35.—Skull and lower jaw of Armored Dinosaur
Ankylosaurus, from Upper Cretacic (Edmonton
formation) of Alberta. Left side view.
ANKYLOSAURUS.
Related to Stegosaurus, equally huge, but very
different in proportions and character of its armor was
the Ankylosaurus of the late Cretacic. This animal, a
contemporary of the Tyrannosaurus and duck-billed
dinosaurs was more effectively though less grotesquely
armored than its more ancient relative. The body is
covered with massive bony plates set close together and
lying flat over the surface from head to tip of tail.

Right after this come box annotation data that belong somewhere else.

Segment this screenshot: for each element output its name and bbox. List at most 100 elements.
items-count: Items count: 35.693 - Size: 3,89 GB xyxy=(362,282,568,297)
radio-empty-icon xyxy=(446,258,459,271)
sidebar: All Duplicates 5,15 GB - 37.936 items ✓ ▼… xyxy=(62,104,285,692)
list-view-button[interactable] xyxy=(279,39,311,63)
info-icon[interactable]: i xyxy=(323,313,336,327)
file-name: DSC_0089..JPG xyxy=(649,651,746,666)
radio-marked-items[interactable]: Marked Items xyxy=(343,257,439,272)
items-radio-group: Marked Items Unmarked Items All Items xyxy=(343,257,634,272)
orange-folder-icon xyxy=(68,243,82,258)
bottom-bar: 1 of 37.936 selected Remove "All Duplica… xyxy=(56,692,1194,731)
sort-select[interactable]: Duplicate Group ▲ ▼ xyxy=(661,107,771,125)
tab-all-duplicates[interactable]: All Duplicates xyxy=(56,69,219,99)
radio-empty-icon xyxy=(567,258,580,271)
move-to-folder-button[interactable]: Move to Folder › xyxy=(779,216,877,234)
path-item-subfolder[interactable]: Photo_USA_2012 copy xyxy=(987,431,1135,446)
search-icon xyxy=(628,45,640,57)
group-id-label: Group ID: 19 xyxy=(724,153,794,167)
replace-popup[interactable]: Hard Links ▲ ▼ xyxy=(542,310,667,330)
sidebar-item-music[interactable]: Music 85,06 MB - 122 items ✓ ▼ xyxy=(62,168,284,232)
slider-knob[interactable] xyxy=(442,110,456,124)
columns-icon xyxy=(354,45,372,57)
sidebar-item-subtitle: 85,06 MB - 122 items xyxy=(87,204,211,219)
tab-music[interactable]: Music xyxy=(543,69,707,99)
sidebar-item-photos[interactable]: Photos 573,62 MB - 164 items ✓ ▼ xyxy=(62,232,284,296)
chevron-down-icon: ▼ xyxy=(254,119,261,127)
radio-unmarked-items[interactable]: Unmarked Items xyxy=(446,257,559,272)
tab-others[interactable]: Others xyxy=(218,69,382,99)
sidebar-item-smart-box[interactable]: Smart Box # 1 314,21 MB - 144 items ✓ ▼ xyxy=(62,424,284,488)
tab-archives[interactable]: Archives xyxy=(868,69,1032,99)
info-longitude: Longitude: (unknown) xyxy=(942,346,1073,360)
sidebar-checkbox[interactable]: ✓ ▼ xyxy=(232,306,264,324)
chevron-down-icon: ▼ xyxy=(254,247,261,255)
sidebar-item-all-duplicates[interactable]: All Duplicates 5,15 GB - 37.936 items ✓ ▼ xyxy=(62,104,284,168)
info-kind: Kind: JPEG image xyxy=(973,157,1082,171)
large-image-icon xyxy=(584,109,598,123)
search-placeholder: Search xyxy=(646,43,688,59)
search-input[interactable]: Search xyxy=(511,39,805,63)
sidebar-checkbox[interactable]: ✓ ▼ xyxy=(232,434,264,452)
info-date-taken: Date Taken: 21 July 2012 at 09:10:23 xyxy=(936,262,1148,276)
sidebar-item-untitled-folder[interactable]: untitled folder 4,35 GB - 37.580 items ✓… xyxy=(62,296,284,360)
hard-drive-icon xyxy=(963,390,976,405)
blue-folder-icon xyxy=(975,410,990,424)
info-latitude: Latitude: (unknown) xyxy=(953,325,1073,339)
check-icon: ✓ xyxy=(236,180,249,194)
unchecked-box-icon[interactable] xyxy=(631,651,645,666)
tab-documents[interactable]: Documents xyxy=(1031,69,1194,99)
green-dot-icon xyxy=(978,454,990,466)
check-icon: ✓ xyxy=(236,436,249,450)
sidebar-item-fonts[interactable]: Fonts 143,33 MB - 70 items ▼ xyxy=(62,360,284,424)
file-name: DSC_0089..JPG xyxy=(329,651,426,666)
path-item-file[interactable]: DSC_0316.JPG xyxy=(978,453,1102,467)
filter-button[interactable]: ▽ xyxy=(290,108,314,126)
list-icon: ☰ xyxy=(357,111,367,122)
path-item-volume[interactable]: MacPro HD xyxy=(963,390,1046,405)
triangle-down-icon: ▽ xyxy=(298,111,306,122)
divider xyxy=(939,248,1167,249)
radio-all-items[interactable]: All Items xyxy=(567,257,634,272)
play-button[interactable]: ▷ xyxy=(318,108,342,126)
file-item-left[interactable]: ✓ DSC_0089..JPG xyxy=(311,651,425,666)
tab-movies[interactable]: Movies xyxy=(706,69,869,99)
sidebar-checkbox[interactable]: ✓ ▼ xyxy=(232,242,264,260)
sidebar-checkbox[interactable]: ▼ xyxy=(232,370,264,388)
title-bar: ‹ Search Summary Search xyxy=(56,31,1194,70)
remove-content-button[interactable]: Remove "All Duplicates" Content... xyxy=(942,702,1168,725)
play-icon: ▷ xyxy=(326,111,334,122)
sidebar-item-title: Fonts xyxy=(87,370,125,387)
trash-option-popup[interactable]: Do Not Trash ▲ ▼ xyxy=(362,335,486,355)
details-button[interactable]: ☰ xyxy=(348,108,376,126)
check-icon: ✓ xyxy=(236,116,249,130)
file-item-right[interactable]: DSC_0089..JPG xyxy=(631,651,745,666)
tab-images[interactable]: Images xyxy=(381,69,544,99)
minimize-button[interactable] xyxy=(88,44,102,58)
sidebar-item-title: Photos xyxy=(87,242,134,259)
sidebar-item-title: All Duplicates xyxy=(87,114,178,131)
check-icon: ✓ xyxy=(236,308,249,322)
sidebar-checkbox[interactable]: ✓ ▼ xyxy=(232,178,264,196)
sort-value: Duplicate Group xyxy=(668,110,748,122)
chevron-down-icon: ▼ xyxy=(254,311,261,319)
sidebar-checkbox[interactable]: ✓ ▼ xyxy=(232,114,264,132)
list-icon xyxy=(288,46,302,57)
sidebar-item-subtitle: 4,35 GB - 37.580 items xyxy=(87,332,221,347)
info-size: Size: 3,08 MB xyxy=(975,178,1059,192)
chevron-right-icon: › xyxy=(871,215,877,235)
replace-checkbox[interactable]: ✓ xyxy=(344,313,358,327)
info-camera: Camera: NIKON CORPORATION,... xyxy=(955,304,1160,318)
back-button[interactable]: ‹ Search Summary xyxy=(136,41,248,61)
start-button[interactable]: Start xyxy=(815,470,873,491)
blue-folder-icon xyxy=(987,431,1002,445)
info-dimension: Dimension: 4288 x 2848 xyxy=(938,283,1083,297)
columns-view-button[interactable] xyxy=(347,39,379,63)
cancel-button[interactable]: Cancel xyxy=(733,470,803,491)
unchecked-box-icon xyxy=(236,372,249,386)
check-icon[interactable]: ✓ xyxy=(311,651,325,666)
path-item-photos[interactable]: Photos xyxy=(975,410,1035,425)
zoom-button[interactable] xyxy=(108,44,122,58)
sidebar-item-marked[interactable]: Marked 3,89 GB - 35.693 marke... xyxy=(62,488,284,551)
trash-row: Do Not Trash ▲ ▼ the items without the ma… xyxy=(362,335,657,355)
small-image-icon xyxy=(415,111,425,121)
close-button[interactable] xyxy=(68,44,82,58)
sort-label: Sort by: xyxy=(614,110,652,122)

While the stegosaur's body was narrow and compressed, in
this animal it is exceptionally broad and the wide
spreading ribs are coössified with the vertebrae, making
a very solid support for the transverse rows of armor
plates. The head is broad triangular, flat topped and
solidly armored, the plates consolidated with the
surface of the skull and overhanging sides and front,
the nostrils and eyes overhung by plates and bosses of
bone; and the tail ended in a blunt heavy club of
massive plates consolidated to each other and to the tip
of the tail vertebrae. The legs were short, massive and
straight, ending probably in elephant-like feet. The
animal has well been called "the most ponderous animated
citadel the world has ever seen" and we may suppose that
when it tucked in its legs and settled down on the
surface it would be proof even against the attacks of
the terrible Tyrannosaur.
After Brown
Fig. 36.—Ankylosaurus,
top view of skull in fig. 35.
This marvellous animal was made known to science by
the discoveries of the Museum parties in Montana and
Alberta under Barnum Brown. Fragmentary remains of
smaller relatives had been discovered by earlier
explorers but nothing that gave any adequate notion of
its character or gigantic size. From a partial skeleton
discovered in the Hell Creek beds of Montana, and others
in the Edmonton and Belly River formations of the Red
Deer River, Alberta, it has been possible to reconstruct
the entire skeleton of the animal, save for the feet,
and to locate and arrange most of the armor plates
exactly. A skeleton mount from these specimens will
shortly be constructed for the Cretaceous Dinosaur Hall.
Scelidosaurus, Polacanthus, etc. Various
armored dinosaurs, of smaller size and less heavily
plated, have been described from the Jurassic, Comanchic
and Cretacic formations of Europe. The best known are
Scelidosaurus of the Lower Jurassic of England, and
Polacanthus of the Comanchic (Wealden).